The silent subject
There is a dark undercurrent to expat life that rarely, if ever, gets talked about. I think it’s time to bring it gently into the open because by discussing it people will be more realistically prepared and others can work towards helping out those expats and TCKs who find their life hard to deal with.
Following publication of the heart-rending post about an expat child who is experiencing some serious problems I was inundated with amazing advice and offers of assistance to pass on to the mother. Other kind and caring people simply offered sympathy and a virtual hand-hold. While some of these offers were posted as comments on the published article many more were sent directly and privately to me.
It’s clear that this is not an isolated case of a TCK (Third Culture Kid) self-harming or suffering other mental turmoil. And it is also clear that many people are reluctant to comment publicly on the subject, which is completely understandable when it comes to such a serious and personal subject such as this.
From the bottom of my heart I thank those people who did comment publicly on the post and I thank too, the many people who sent their comments and offers of help privately. All messages and offers of help have been passed on to the anonymous writer.
I’d like to draw your attention to some words on the subject of self-harm from the public comments on the original post as they provide insight and advice I feel should be read in an article.
Thank you, thank you, thank you for writing this. I was an expat child as well and it caused nothing but problems for me. But no one in the expat world ever talks about these things. All anyone wants to talk about is how good it is for children, and it makes people like me feel even more alone. Resiliency is a myth. (…) I got a lot better once my life became more stable so maybe this will be the case for her as well once she’s in your home country for longer.
On the outside, I was doing very well — I was accomplished in music, doing well in school, and multilingual. On the inside, the inner turmoil was terrible and I considered suicide often — the bullying at my school had progressed to people throwing pencils at me and calling me names in the library. (…) I came home crying every single day. There were days when things would begin looking up only to crumble again. In the end, the situation only became better when I left for college and I was able to find people like me – who had traveled and had been exposed to many different cultures and ideas.
More and more international parents are telling me stories about their teen children and self-harm (most cases it is daughters). Your courage to speak out will help them feel less isolated – thank you.
Please know, from someone who also self harmed at the same age but whose mother rejected her, that the fact she came and told you about it is a HUGE plus as is the fact that you care so deeply about it. I think together you’ll work it out, the only piece of adviceI would give you is never appear to judge her for it. Extra judgement/blame/resentment on top of what she’s piling on herself might only drive her to withdraw. I’m not saying don’t be honest with her (an ultimatum from my husband finally stopped me from self-harming) just don’t project your reactions onto her.
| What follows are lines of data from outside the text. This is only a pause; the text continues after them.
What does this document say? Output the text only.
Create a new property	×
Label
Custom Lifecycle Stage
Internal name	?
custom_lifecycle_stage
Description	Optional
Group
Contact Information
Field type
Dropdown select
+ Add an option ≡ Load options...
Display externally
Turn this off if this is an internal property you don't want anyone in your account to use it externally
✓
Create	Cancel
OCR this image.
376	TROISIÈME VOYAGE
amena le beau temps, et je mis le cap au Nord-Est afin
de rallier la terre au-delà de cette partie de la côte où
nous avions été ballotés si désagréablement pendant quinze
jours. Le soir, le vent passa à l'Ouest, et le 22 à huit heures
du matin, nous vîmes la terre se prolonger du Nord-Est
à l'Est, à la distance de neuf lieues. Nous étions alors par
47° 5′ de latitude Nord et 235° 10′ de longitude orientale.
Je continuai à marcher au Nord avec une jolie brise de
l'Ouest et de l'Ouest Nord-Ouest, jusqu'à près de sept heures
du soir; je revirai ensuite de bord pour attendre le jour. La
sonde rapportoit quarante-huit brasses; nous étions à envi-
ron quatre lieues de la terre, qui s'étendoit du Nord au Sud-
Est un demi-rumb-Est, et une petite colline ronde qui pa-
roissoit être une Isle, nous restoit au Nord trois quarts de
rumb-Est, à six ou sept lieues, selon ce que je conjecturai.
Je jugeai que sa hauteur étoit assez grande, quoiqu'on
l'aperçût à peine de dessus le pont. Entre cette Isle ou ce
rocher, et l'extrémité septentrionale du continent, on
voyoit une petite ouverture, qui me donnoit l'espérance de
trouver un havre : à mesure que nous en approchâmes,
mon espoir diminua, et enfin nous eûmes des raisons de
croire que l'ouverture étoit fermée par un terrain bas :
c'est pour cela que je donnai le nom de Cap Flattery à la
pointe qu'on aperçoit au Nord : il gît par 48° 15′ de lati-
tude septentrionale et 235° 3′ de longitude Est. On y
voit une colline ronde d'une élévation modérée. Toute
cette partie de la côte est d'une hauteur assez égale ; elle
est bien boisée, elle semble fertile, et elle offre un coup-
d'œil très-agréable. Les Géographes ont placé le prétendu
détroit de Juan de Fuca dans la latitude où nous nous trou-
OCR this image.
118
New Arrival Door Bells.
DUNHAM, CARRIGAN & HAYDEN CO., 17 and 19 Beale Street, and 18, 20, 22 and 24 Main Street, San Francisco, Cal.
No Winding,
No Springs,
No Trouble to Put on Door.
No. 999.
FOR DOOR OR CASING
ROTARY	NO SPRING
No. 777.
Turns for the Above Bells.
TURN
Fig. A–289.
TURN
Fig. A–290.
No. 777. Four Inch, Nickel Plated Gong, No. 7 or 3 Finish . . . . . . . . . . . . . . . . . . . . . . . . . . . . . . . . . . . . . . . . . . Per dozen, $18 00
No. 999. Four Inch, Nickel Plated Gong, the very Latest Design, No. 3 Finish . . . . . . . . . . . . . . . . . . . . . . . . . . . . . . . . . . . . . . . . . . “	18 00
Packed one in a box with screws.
I self-harmed as a tween and teenager, and through counselling, meditation, and a process of maturing, I grew away from this tendency. (…) Today, I am adaptable, resilient, entrepreneurial, and compassionate toward others. I do not look back and wish that things had been different, because the path of overcoming them has given me qualities I might have otherwise not developed. And I luckily don’t worry my mother in the same way I used to!
If you, or anyone connected to you, are affected by this please do talk to someone.